Now there was Andie. He didn’t trust his feelings when he’d made such disastrous calls before. ‘What you see is what you get,’ she’d said about her family.
Could he trust himself to judge that Andie was what she appeared to be?
He reined in his errant thoughts—he only needed to trust Andie to deliver him the party he needed to improve his public image. Anything personal was not going to happen.

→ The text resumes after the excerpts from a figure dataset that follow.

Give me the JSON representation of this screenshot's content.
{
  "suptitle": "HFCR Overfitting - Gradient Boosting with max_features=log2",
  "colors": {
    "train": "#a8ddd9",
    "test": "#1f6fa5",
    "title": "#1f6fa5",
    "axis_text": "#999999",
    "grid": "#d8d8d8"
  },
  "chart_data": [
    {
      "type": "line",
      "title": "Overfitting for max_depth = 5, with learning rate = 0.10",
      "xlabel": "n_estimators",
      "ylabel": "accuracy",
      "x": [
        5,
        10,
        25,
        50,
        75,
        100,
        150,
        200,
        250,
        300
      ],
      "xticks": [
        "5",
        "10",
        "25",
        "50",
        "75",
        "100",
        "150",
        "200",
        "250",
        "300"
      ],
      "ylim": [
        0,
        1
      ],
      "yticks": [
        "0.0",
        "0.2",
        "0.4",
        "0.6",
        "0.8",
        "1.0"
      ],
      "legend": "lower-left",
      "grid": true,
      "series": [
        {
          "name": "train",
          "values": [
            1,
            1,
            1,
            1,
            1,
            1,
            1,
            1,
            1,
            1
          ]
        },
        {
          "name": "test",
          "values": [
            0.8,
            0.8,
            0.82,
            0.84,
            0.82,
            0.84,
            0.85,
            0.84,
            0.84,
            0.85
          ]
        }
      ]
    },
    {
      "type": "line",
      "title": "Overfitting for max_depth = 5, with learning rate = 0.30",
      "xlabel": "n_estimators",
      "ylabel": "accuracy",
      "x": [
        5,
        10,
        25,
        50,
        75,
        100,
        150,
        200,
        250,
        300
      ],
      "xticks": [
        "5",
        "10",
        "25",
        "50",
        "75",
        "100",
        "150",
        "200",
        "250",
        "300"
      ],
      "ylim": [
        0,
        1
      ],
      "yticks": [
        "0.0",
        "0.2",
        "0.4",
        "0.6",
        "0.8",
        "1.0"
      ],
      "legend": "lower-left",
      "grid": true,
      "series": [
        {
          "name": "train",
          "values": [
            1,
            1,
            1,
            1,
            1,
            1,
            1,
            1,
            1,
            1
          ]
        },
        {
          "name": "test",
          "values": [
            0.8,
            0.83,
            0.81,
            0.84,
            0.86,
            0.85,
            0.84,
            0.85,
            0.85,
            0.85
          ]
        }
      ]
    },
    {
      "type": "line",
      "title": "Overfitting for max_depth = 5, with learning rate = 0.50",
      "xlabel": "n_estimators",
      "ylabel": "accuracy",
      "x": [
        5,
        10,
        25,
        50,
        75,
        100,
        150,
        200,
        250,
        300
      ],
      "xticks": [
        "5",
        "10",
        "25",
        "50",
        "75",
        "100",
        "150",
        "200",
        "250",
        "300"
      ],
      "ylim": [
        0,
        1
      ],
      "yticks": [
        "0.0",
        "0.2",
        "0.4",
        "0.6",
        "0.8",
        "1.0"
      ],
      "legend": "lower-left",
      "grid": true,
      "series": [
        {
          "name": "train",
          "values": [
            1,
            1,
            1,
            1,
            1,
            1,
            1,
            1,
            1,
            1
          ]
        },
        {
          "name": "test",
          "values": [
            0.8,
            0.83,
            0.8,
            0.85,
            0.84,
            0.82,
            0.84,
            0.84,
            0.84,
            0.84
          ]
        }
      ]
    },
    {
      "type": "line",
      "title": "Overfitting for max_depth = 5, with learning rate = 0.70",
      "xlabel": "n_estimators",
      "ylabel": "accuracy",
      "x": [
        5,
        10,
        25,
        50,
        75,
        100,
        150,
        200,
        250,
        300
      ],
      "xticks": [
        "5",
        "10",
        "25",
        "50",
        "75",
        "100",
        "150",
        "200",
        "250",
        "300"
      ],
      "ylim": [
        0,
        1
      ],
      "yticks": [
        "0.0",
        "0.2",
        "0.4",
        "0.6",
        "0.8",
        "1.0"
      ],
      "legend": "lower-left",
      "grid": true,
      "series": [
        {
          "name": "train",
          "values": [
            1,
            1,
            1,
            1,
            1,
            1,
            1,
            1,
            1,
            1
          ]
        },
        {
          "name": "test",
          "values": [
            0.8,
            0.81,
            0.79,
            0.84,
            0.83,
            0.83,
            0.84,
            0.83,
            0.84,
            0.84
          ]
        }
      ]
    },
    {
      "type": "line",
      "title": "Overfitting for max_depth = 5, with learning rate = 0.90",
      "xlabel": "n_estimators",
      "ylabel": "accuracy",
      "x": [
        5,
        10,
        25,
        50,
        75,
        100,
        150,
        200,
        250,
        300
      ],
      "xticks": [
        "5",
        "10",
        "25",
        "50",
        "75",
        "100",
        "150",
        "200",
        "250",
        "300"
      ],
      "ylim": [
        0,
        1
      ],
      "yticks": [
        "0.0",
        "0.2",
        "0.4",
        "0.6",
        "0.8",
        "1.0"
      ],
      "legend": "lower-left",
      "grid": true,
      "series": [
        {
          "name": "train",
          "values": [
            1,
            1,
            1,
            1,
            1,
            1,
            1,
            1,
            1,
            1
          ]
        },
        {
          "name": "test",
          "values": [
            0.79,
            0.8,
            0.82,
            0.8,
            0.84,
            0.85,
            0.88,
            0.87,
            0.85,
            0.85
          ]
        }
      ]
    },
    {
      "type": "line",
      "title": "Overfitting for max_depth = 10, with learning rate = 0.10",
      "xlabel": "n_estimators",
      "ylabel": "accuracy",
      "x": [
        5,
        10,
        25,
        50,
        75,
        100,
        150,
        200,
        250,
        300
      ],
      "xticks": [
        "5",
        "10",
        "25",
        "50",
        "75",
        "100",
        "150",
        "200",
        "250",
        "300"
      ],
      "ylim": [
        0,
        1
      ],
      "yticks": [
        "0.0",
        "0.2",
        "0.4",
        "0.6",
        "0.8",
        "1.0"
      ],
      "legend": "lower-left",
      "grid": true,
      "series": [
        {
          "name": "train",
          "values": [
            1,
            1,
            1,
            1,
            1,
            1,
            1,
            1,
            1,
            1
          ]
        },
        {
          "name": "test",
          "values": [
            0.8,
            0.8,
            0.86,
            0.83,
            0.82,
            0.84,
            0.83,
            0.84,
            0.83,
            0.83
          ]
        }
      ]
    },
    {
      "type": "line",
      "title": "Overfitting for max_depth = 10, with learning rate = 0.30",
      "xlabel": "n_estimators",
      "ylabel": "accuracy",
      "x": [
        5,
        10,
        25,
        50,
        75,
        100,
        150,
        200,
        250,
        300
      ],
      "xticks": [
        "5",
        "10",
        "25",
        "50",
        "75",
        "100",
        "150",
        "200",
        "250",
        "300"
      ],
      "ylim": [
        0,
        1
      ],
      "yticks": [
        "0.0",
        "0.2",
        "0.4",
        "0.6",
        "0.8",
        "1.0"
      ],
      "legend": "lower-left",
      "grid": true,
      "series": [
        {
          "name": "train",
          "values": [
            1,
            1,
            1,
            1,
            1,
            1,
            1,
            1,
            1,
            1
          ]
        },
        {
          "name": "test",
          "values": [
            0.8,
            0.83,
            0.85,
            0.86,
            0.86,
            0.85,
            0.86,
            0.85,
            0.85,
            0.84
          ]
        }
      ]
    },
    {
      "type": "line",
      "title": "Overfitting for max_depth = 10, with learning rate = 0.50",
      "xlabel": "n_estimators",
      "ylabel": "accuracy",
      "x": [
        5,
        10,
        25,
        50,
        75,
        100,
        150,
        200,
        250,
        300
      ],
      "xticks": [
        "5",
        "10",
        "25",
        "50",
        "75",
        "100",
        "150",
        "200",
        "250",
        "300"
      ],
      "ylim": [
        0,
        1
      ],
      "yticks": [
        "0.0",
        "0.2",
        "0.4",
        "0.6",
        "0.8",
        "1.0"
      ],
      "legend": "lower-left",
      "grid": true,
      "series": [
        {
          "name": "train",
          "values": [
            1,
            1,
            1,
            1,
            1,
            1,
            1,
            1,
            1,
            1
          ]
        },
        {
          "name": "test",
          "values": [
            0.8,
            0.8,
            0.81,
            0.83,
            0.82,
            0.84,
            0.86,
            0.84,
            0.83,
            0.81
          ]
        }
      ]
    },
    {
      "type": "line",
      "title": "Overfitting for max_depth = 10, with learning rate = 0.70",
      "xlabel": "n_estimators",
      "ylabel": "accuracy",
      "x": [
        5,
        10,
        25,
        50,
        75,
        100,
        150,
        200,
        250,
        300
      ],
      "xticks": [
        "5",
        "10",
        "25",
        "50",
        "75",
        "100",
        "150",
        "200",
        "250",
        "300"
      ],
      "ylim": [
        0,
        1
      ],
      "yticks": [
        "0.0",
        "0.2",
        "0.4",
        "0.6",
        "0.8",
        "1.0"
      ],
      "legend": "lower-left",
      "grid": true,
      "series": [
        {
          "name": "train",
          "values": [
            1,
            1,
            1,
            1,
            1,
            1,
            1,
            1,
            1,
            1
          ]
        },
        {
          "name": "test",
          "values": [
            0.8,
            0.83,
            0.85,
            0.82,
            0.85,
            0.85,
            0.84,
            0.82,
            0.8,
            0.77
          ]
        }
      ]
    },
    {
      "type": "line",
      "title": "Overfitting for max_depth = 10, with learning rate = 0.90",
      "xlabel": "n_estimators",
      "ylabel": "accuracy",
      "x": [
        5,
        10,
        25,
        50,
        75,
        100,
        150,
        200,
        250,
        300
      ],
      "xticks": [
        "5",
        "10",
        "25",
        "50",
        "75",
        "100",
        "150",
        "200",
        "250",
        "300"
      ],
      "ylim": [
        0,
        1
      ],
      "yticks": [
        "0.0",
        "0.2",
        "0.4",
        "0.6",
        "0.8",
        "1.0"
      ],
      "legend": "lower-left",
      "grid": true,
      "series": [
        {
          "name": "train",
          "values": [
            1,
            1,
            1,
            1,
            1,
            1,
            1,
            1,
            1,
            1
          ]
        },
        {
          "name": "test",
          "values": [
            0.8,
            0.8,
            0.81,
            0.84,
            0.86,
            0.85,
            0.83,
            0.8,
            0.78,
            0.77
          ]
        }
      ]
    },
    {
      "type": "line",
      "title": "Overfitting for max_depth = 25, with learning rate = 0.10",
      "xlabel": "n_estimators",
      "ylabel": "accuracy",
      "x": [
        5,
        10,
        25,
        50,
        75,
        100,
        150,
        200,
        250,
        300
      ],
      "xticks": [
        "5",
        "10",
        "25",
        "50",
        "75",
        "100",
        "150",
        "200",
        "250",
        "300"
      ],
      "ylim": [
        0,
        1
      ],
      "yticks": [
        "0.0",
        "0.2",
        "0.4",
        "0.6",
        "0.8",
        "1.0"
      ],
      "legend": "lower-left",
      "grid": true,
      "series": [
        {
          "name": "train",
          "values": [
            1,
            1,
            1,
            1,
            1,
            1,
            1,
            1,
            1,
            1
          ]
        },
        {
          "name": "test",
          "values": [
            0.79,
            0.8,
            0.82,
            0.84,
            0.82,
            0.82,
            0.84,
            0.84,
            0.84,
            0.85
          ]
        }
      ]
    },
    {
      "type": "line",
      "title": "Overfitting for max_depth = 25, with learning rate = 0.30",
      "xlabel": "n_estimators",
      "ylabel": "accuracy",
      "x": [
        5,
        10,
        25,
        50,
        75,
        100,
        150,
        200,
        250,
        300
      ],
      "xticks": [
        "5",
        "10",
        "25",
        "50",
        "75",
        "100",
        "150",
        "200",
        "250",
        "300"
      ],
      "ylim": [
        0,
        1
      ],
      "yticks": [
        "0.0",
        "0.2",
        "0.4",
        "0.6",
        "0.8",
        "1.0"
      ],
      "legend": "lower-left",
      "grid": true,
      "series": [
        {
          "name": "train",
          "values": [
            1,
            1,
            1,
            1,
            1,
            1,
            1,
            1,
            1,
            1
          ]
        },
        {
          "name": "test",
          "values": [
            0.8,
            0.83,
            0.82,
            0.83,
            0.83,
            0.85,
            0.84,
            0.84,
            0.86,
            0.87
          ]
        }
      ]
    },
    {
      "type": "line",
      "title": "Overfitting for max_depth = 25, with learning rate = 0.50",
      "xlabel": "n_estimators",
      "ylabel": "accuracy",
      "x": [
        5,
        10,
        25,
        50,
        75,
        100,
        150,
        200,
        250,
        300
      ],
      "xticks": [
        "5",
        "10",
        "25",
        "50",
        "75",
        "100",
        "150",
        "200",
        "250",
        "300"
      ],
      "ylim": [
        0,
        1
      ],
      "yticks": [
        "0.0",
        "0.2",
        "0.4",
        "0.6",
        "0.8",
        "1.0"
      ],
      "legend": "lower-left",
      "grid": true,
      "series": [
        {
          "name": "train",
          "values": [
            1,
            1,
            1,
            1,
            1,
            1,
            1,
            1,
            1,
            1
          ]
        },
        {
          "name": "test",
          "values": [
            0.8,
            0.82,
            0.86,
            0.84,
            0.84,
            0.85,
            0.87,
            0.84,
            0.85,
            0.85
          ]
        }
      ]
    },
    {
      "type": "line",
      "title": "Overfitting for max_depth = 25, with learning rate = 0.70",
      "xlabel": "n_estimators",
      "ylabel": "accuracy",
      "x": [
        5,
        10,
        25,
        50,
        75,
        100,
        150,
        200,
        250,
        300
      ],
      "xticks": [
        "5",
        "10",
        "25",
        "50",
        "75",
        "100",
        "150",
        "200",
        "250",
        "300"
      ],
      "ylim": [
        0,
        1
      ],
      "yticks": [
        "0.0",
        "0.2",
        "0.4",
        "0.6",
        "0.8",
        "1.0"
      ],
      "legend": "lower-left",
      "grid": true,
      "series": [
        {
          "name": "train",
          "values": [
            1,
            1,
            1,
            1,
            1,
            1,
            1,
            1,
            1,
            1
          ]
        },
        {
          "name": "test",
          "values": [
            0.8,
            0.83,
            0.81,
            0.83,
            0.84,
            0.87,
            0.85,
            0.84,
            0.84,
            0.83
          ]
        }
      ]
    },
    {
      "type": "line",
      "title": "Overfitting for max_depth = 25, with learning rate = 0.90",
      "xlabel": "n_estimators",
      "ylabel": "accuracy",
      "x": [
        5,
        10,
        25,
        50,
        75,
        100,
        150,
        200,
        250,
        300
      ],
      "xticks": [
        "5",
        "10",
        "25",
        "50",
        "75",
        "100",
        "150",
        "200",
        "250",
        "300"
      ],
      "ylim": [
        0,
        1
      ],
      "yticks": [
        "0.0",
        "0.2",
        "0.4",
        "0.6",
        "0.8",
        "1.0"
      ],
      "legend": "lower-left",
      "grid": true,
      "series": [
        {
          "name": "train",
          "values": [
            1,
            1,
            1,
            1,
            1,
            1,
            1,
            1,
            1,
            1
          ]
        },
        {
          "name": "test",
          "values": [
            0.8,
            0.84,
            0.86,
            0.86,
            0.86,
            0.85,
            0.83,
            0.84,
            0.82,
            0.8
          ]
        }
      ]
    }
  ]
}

‘ANDIE, I NEED to see you.’ Dominic’s voice on her smartphone was harsh in its urgency. It was eight a.m. and Andie had not been expecting a call from him. He’d been away more than a week on business and she’d mainly communicated with him by text and email—and only then if it was something that needed his approval for the party. The last time she’d seen him was the Friday they’d had lunch together. The strictly business lunch that had somehow felt more like a date. But she couldn’t let herself think like that.